Senator Rice, of Cuyahoga, has in charge a bill for the reorganization of schools and providing for their supervision.

No better man than Mr. Rice could have been selected for this work. He is a model man and a model Senator. Clear headed, sound minded, carefully and fully educated, with a painstaking disposition, he is the ablest chairman of the standing committee on schools that any Ohio Legislature ever had. Deeply impressed with the great importance of the subject--of the stern necessity which exists for basing our whole republican form of government on the intelligence of the people, he has carefully provided a bill, which, if enacted into a law, will give a good common school education to every child in the State, and in so doing, has been equally careful that the money raised for that purpose be not squandered. The bill provides for a State Commissioner of Common Schools, and it has been mentioned to me as a matter of deep regret, that the Constitution excludes Mr. Rice from being a candidate for that office--no member of the Legislature being eligible to an office created while he was a member, until one year after the expiration of his term of office.

On the question of the final passage of the bill, Mr. Rice addressed the Senate in a concluding speech, which was published, and very generally noticed by the press. Among these notices, a leading paper published at Cleveland, with a magnanimity rarely possessed by a political opponent, makes the following comments and quotations:

Mr. Rice made the closing speech on the School Bill, in the Senate, on the 24th. It was his Bill. He had labored over it, and for it, a long time, and given to it every consideration, and gained for it every counsel, which, by any possibility, he could gain.

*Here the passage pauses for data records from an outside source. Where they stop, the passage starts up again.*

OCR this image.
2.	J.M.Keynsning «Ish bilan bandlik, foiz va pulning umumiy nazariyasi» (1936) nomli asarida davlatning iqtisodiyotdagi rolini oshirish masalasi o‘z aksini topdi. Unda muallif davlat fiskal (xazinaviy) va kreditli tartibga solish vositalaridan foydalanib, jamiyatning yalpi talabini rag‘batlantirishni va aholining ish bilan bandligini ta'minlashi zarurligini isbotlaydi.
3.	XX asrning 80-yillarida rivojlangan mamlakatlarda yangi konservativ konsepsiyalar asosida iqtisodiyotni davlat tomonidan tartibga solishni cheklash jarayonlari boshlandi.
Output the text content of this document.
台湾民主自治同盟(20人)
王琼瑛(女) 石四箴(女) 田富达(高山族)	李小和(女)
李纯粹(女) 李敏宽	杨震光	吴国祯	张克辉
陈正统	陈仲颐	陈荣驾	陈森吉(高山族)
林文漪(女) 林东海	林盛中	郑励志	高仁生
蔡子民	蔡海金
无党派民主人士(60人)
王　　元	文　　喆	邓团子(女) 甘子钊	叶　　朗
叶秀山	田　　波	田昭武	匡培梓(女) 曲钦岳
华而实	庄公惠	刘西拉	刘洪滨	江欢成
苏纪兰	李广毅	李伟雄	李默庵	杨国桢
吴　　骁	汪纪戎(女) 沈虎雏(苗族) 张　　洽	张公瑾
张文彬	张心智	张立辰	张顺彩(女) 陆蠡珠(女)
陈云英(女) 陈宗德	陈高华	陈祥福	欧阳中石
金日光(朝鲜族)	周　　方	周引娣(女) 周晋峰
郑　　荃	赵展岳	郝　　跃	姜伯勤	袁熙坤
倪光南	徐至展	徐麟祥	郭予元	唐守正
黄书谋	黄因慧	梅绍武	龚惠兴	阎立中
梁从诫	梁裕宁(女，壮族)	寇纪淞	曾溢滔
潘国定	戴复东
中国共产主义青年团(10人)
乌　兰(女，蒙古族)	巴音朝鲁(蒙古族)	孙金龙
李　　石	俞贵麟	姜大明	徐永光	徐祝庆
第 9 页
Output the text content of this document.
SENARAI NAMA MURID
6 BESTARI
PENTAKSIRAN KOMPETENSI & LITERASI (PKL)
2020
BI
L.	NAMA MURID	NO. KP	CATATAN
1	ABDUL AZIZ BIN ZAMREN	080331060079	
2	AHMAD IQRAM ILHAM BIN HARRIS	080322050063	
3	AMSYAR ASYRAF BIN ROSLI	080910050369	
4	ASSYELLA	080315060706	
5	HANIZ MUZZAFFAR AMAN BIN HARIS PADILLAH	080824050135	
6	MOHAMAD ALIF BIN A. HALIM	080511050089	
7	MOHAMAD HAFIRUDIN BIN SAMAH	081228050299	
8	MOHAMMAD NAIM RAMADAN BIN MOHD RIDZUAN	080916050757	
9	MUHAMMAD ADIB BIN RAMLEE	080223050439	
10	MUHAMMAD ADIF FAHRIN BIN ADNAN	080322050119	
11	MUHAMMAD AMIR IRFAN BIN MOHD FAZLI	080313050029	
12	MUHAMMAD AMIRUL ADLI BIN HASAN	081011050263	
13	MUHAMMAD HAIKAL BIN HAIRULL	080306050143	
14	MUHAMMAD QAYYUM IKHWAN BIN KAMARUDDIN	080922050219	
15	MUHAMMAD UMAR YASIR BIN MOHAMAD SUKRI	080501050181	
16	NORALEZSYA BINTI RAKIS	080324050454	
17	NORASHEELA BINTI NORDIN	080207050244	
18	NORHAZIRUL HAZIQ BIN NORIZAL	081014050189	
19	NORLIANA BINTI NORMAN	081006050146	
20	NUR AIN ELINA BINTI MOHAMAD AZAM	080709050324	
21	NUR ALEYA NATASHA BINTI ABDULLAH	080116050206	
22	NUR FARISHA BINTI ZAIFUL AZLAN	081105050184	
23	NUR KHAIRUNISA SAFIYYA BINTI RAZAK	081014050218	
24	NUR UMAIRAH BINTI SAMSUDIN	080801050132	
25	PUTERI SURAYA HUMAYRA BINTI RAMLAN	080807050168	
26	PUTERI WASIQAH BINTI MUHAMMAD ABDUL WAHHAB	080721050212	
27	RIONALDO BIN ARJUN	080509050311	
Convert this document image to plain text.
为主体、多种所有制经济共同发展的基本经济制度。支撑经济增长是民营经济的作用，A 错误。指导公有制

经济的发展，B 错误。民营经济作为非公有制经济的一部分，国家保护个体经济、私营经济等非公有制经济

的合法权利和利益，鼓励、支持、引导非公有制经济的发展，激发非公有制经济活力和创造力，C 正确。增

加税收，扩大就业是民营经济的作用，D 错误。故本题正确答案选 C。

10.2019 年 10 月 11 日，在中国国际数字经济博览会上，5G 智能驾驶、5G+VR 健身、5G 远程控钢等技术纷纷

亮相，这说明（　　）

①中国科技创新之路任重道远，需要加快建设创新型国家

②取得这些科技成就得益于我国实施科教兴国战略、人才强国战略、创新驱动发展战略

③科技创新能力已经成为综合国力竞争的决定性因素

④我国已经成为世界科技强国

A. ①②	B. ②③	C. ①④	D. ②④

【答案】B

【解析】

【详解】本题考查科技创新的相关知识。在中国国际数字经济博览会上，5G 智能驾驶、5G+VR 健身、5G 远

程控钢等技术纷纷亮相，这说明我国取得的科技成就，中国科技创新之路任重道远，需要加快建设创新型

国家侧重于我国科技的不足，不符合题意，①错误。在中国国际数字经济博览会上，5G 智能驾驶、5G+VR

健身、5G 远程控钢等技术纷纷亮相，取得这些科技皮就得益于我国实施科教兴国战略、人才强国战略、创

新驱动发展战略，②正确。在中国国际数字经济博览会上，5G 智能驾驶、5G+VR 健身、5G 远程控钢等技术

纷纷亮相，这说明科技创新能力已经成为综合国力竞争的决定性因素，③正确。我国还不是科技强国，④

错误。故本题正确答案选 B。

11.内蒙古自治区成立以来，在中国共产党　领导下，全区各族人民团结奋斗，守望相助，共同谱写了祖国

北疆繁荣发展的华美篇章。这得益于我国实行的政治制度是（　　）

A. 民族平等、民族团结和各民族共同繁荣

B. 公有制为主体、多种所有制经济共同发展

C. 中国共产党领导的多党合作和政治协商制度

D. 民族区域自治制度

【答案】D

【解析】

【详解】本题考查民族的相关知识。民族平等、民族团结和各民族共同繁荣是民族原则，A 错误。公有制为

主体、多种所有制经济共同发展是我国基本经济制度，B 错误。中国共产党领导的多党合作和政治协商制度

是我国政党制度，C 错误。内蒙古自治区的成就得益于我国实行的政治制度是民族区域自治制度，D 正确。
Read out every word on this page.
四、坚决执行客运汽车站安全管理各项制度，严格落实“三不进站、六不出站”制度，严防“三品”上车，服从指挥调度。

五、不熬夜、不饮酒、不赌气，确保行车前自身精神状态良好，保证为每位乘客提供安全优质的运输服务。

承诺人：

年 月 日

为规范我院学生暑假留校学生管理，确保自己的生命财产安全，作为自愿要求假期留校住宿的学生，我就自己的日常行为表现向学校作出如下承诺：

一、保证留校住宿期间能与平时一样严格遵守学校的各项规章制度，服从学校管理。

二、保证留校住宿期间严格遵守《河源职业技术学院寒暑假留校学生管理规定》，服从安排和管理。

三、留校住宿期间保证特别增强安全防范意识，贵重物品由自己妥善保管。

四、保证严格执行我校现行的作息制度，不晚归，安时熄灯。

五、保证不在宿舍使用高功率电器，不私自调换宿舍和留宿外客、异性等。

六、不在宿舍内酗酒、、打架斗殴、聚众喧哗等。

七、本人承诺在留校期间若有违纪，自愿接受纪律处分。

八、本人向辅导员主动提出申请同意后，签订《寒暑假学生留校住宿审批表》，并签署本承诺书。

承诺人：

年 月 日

The text of his speech was the language of the Constitution itself; the duty of securing 'a thorough and efficient system of common schools throughout the State.'

Mr. Rice goes into detail on the school bill, and, regretting that we have not room for the detail, we close our synopsis of his very sensible speech by quoting its conclusion:

"It is certainly much cheaper, as well as much wiser, to educate than to punish. How much of crime would be prevented if a higher order of education were generally diffused among all classes. A well educated and enlightened people will have but little occasion for criminal courts, jails and penitentiaries. The educated man has ordinarily too much self-respect, too much regard for moral principle and the value of a good character to stoop to crime. In short, sir, the perpetuity of the government, and security of the citizen, and of property, depend upon the virtue and intelligence of the people.

"By the provisions of this bill, it is intended to make our common schools what they ought to be--the colleges of the people--'cheap enough for the poorest, and good enough for the richest.' With but a slight increase of taxation, schools of different grades can be established and maintained in every township of the State, and the sons and daughters of our farmers and mechanics have an opportunity of acquiring a finished education, equally with the more favored of the land. And, in this way, the elements of mind now slumbering among the uneducated masses, like the fine unwrought marble in the quarry, will be aroused and brought out to challenge the admiration of the world-Philosophers and sages will abound everywhere, on the farm and in the workshop. And many a man of genius will stand out from among the masses, and exhibit a brilliancy of intellect, which will be recognized in the circling years of the great future, as

'A light, a landmark on the cliffs of time.'

"It is only the educated man who is competent to interrogate nature, and comprehend her revelations. Though I would not break down the aristocracy of knowledge of the present age, yet, sir, I would level up, and equalize, and thus create, if I may be allowed the expression, a democracy of knowledge. In this way, and in this way only, can men be made equal in fact--equal in their social and political relations--equal in mental refinement, and in a just appreciation of what constitutes man the brother of his fellow man.